Bahçe kelimesi dahi insanın ufkunu, bahtını açıyor Yeniden filizlenen ağaçlar ve çiçeklerle sanki hava değiyor, insanlar daha mutlu oluyor. Kurumuş, topraklar, kurumuş ağaçlar yeniden canlanırken, sanki yeniden dirileceğimizi ispat edercesine. Nisan yağmurlarıyla topraktan zümrüdî hayatlar fışkırıyor, Bunun adı yeniden dirilişin bayramıdır, ilkbahardır.

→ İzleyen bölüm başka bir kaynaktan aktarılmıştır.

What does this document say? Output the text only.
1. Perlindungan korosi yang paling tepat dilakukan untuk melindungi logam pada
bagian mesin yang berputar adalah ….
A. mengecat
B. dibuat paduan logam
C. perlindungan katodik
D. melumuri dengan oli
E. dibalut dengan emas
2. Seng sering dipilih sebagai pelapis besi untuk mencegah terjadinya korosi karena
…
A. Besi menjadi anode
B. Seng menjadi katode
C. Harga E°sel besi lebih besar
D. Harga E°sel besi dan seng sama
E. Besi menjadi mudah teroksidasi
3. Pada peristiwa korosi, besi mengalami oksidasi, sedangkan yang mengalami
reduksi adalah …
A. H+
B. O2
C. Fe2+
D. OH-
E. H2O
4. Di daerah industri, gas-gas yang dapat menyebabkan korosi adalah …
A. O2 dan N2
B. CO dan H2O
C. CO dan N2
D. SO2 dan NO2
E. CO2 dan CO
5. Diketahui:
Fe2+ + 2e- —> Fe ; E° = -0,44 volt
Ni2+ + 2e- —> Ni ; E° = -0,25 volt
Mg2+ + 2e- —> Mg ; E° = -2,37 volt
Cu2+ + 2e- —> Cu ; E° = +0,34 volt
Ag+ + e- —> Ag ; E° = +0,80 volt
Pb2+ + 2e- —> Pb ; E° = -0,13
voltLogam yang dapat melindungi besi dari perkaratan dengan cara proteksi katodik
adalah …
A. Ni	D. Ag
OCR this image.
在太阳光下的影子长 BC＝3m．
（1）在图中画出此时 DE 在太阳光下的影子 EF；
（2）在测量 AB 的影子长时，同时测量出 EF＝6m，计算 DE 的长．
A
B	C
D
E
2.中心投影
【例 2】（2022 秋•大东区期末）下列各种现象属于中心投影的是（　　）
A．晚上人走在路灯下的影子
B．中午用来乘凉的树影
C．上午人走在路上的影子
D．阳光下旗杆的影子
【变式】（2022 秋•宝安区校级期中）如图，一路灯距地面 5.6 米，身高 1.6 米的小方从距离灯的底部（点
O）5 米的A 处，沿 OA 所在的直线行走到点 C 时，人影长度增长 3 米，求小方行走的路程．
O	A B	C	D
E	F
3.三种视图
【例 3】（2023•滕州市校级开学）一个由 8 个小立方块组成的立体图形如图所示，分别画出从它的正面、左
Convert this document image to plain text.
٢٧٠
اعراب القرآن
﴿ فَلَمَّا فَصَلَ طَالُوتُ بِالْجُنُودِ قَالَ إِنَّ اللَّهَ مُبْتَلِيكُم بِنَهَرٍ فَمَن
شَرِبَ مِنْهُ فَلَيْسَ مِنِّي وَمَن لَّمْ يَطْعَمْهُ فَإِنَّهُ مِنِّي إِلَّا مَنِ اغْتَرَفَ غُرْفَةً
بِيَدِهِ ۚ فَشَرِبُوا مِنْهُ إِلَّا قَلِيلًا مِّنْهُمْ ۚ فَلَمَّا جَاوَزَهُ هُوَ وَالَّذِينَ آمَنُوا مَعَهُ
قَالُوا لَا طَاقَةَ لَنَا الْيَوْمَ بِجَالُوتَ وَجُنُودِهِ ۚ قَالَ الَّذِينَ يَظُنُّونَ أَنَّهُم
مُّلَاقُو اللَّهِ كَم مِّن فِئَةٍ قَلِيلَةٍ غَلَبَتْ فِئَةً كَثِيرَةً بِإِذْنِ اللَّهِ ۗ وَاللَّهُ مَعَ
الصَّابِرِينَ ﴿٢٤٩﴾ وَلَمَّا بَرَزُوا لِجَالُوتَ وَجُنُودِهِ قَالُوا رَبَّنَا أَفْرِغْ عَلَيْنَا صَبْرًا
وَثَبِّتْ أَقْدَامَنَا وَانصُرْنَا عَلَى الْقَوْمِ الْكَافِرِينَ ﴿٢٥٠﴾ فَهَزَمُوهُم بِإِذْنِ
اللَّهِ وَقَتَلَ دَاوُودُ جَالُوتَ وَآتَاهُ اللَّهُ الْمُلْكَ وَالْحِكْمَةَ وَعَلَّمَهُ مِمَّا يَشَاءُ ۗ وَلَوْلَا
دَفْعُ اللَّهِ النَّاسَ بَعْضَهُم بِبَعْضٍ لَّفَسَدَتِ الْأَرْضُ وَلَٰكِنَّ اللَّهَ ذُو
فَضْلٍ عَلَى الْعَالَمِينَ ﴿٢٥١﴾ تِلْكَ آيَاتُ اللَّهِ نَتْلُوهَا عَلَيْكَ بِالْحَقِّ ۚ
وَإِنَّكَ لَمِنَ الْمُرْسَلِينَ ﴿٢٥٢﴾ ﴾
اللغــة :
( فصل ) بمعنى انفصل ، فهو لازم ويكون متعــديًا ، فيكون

          Belediyemize ait park bahçeler müdürlüğünce hazırlanan rengârenk çiçekler yetiştiriliyor, her yıl olduğu gibi yine yeniden düzenlemeleri yapılarak yerlerine dikiliyor. Bahçıvanlar, iş makineleri harıl harıl çalışmaya başladılar. Hızla modernleşen şehrimizde yeni projelerle çok güzel dinlenme ve çocuk parkları açılıyor, insanlar latif bir havanın içince daha mutlu olacaklar.

          Her nedense daha evvel park ve bahçelerimizin çimenlerini ve çiçeklerini ihata eden duvarları yıkıldı, güzelim çimenleri ayakaltında kaldı. Betonlaşan dünyamızda yeşil alanlar daraldıkça insanlar, topraktan, köyden ve sağduyudan uzaklaştıkça duygusuz, merhametsiz kimseyi tanımaz ve isyankâr hale geliyor. Ama unutmayalım ki üzerini izole ettiğimiz, uzaklaştığımız o toprak bir gün yine bize kucak açacaktır.

Şehrimizin merkezi yerlerinde dinlenme yerleri olan, Barış Manço (şehir parkı), İnönü parkı ve belediye parklarımız var. Her yıl alanları yeniden motifleşip modern hale getirilse de cazibeli bir görünümü yok. Çünkü her birinin içinden yayalar tarafından çapraz yollar açılmış, çimenler zindeliğini kaybetmiş. Her yıl bin bir emekle çimenler ekiliyor, çiçek fideleri dikiliyor hiç değilse yeşil alanları bilhassa yol kenarlarından onları muhafaza eden güzelliğine güzellik katan neden yeşil çitleri yok. Siz onların etrafına bir şerit dahi çekseniz yine çiğnenmiyor. Böyle ihatasız yeşil alanlar, sahip çıkılmayan çocuk gibidir, bir gün heder olur. Bir düşleyiniz etrafı yeşil çitlerin ardından sergilenen çimenleri rengârenk çiçekleri, aralarındaki muhabbet edilen kameriyeleri.

Parklardaki yıllara meydan okuyan ağaçların altındaki oturma bantlarına bakınız, bilhassa Camii Kebirin bahçesindeki oturma bantlarına insanlar hiç oturmak istemiyor, çünkü her birinin üzerlerinde karga pislikleri kaplamış. Başka şehir parklarında olduğu gibi giriş takları yok, mazıları yok, üzeri siperli oturma bantları yok, hatta hiç birinde kameriyeleri yok. Bu arada Atatürk parkındaki suni şelalenin yeniden gözden geçirilmesi ve hatta akuapark haline getirilmesi şehrimize yeni bir canlılık kazandıracağı kanısındayım.

Sınırları kaldırırsanız her şeyi ayakaltına sevk edersiniz. Ayak izleri de ayak izlerini takip ederek yok ederler. 

Çimenlere, çiçeklere kıymayın efendiler, çiğnemeyin, çiğnetmeyin efendiler, koruyun ve onların etrafını yeşil çitlerle süsleyin efendiler.